FOX & Friends
This weekend Mrs. TMcD and I took a trip to rural SW Virginia for a family wedding (actually, a mainland reception for a wedding that had taken place in Hawaii, where my cousin and his wife are the reigning moderates teaching at a conservative Baptist high school). Since this is Jim Webb country, we enjoyed hearing some radio ads for the two campaigns. Webb's were quite good, in my humble opinion.
But the most entertaining political analysis I saw on the trip came from the TVs hovering over the continental breakfast bar at the La Quinta where we stayed on the drive home. Since I make it a rule never to turn on a television earlier than the evening news, I never knew that there was a show called "FOX & Friends." Wake up with your favorite right-wing nutbars! Just imagine a smug, dye-jobbed Bill O'Reilly-type and a weatherman playing with funny hats. The combination of ditzy banter and far-right agitprop is truly a synthetic marvel. And without precednet, I suspect. Can you imagine "Muffins with Mussolini"? "Nibbles with Nixon"? "Pinochet & Pals ;-)"?!
The morning I watched, the hosts had a really funny exchange about the effort of some GOP congressmen to make English the "official language" of the US. The female anchor put on her best dumb blond routine: "Hello!? Isn't English already our official language? You mean people want to speak other languages in public? This is America, Paco." OK, she didn't say "Paco," but you get the idea. Who would have thought I could get such entertainment at La Quinta, which I guess is "Spanish for 'Learn the Language, Paco.'"
2 Comments:
You've never seen "Fox and Friends" before? Man, you haen't lived. My favorite feature is that the show usually has three "anchors"--if someone as lightweight as these puffers can be described that way--and they put the female anchor, in a short skirt, in the middle. I don't think that that's an accident--clearly Fox wants viewers' eyes, at least male viewers', focused on the agitprop at all times.

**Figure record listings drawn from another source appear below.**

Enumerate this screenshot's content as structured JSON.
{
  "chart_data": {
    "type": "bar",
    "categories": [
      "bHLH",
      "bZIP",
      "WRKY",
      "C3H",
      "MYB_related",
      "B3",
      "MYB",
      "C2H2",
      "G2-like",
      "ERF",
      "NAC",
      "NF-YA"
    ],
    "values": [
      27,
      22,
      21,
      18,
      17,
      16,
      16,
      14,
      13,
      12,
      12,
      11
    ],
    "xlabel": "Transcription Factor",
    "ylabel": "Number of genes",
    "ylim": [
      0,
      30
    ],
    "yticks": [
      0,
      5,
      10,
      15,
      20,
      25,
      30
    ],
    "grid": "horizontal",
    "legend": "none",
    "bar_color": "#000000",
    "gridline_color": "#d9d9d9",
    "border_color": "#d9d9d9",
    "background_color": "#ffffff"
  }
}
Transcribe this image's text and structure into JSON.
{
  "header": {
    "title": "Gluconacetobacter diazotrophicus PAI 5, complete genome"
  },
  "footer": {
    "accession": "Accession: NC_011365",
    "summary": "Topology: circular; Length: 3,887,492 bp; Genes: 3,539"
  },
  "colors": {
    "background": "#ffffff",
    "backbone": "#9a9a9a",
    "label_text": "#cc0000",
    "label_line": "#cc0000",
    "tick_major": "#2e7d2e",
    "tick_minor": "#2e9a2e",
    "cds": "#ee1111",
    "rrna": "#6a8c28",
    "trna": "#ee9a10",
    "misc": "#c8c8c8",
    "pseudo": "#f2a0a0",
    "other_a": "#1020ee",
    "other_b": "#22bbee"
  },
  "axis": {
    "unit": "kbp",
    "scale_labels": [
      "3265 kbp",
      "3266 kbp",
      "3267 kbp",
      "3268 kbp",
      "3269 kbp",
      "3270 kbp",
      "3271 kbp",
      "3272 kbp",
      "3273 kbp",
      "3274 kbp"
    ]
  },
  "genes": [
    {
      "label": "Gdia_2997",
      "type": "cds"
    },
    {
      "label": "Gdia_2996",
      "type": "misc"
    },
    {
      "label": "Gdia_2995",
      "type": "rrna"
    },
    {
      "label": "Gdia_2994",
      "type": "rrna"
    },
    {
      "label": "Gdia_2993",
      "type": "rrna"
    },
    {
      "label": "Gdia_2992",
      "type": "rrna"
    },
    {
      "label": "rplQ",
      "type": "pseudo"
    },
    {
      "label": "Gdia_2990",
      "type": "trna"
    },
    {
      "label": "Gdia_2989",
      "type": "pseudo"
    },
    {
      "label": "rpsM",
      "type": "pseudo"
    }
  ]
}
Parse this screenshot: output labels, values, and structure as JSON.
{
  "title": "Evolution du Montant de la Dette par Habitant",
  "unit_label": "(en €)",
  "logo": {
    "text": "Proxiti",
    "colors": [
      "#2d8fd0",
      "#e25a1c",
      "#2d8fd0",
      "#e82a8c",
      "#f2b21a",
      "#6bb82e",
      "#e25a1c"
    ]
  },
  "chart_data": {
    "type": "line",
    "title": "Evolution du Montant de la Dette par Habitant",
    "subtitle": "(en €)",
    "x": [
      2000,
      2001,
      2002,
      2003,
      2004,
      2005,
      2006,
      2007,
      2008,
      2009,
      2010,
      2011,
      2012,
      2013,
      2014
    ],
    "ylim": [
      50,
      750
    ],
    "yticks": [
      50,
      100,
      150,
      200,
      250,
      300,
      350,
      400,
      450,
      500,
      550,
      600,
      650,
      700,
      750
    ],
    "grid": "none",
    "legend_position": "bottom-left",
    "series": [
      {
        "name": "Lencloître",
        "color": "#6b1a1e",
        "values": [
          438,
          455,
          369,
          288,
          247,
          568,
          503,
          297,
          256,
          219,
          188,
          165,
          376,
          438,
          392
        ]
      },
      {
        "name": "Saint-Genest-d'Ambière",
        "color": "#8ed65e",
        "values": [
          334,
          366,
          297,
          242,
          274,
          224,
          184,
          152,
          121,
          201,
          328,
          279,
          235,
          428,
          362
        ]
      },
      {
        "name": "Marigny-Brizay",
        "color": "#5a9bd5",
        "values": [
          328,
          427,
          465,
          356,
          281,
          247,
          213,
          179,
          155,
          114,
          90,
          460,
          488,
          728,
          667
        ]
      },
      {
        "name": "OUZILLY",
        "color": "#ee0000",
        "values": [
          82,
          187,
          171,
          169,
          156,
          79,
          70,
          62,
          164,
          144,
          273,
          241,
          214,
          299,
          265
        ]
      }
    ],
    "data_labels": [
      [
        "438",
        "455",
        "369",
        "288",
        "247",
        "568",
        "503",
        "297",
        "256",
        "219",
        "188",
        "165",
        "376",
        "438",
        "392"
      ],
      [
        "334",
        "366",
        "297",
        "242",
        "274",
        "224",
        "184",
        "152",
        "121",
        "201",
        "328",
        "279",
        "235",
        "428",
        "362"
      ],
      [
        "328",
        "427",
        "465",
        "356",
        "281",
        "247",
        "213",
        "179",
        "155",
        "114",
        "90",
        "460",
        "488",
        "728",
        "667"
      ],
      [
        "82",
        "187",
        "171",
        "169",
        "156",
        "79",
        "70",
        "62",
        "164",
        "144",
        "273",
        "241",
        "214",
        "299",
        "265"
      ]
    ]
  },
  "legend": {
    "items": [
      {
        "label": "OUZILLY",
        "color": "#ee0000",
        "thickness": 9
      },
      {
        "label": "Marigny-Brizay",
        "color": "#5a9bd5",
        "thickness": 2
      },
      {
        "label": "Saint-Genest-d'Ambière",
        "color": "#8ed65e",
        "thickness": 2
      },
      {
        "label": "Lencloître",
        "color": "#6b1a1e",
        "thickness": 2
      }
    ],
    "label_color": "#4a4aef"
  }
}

Btw, my favorite agitprop show from the past was "Stalin and Bagels." Who can forget the episode where the on-screen talent became "non-persons" during a commercial break and the last thirty minutes of the program was just the empty anchor desk, with patriotic music?
If you've never seen "Fox & Friends," does that include not seeing "OutFoxed," the documentary? If you haven't seen that, you should effort that.
Yeah, I find all of the morning news shows way too touchy-feely. My sole source for news is NPR (and, of course, FFB).